Madame Durosay dormait.

Elle était étendue sur une chaise longue, dans une sorte de boudoir attenant à sa chambre à coucher, d'où elle ne sortait presque pas, et où elle recevait ses familiers. Les fenêtres aux persiennes rabattues laissaient venir du jardin des parfums de réséda mêlés à ceux un peu confus de la chaleur des feuillages et des choses sous le soleil de juin. Un bourdonnement doux d'insectes lointains, et par moment, l'entrée d'une mouche aux zigzags sonores, coupés brusquement par un aplatissement contre une glace, repris, coupés de nouveau, jusqu'au balancement dans la raie lumineuse des volets et une échappée soudaine où le petit murmure s'est brisé sec. Après cela, un de ces silences d'après-midi d'été, caressants comme un bain, de ces silences jamais vides, mais qui portent en suspension, il semble, d'étranges et mous objets légers dont le frôlement est bon comme des sourires ou des baisers qui voletteraient, par impossible, dans l'ombre artificielle. Inoubliables moments qu'il vaudrait la peine de vivre, ne fût-ce que pour les goûter une fois!

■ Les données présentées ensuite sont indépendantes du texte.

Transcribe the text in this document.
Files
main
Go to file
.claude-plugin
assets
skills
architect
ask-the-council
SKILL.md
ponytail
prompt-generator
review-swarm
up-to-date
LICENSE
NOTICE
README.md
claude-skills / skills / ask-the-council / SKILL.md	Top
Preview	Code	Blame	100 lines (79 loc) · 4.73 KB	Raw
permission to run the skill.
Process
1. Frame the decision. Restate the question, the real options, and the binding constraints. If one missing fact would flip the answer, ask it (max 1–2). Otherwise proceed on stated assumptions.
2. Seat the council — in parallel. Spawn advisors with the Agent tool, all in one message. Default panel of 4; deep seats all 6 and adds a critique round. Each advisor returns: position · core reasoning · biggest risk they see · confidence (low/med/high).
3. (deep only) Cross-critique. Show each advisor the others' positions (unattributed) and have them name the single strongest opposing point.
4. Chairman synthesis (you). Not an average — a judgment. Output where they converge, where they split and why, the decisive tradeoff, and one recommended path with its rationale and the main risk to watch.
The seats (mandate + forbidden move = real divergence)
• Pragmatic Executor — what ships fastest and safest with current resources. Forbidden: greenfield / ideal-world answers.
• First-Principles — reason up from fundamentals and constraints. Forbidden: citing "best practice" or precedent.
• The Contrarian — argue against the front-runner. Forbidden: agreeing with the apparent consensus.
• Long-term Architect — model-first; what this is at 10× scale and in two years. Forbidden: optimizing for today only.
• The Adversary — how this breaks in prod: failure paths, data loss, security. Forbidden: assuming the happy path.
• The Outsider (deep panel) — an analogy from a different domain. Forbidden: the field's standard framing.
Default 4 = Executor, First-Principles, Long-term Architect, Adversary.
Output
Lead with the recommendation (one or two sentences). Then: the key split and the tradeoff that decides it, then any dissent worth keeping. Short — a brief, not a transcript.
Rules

La jeune femme était vêtue d'un peignoir blanc aux manches amples, relevées jusqu'au coude, quelques dentelles autour du cou, formant berthe, avec une légère échancrure à la gorge. Elle n'avait pas trente ans et avait toute la beauté que donne l'approche de cet âge aux femmes qui sont brunes, grandes et développées suffisamment. Sa langueur exagérant le blanc de la peau, la largeur et le bistre des yeux bleu limpide et la masse d'ombre des cheveux, la faisaient parfaitement jolie. Elle était assurément la plus adorable personne qu'eût atteint le mal de Néans.

Auprès d'elle, des travaux au crochet, des broderies, entrepris sans goût, inachevés, des journaux de mode, désordonnés, épars, l'indolence et l'ennui, et pire: l'inconscience même de l'ennui. Car elle voulait se trouver fort bien; n'admettait pas qu'elle fût le moins du monde en mélancolie. Elle était si fort atteinte que nul désir ne germait en sa nature ensommeillée.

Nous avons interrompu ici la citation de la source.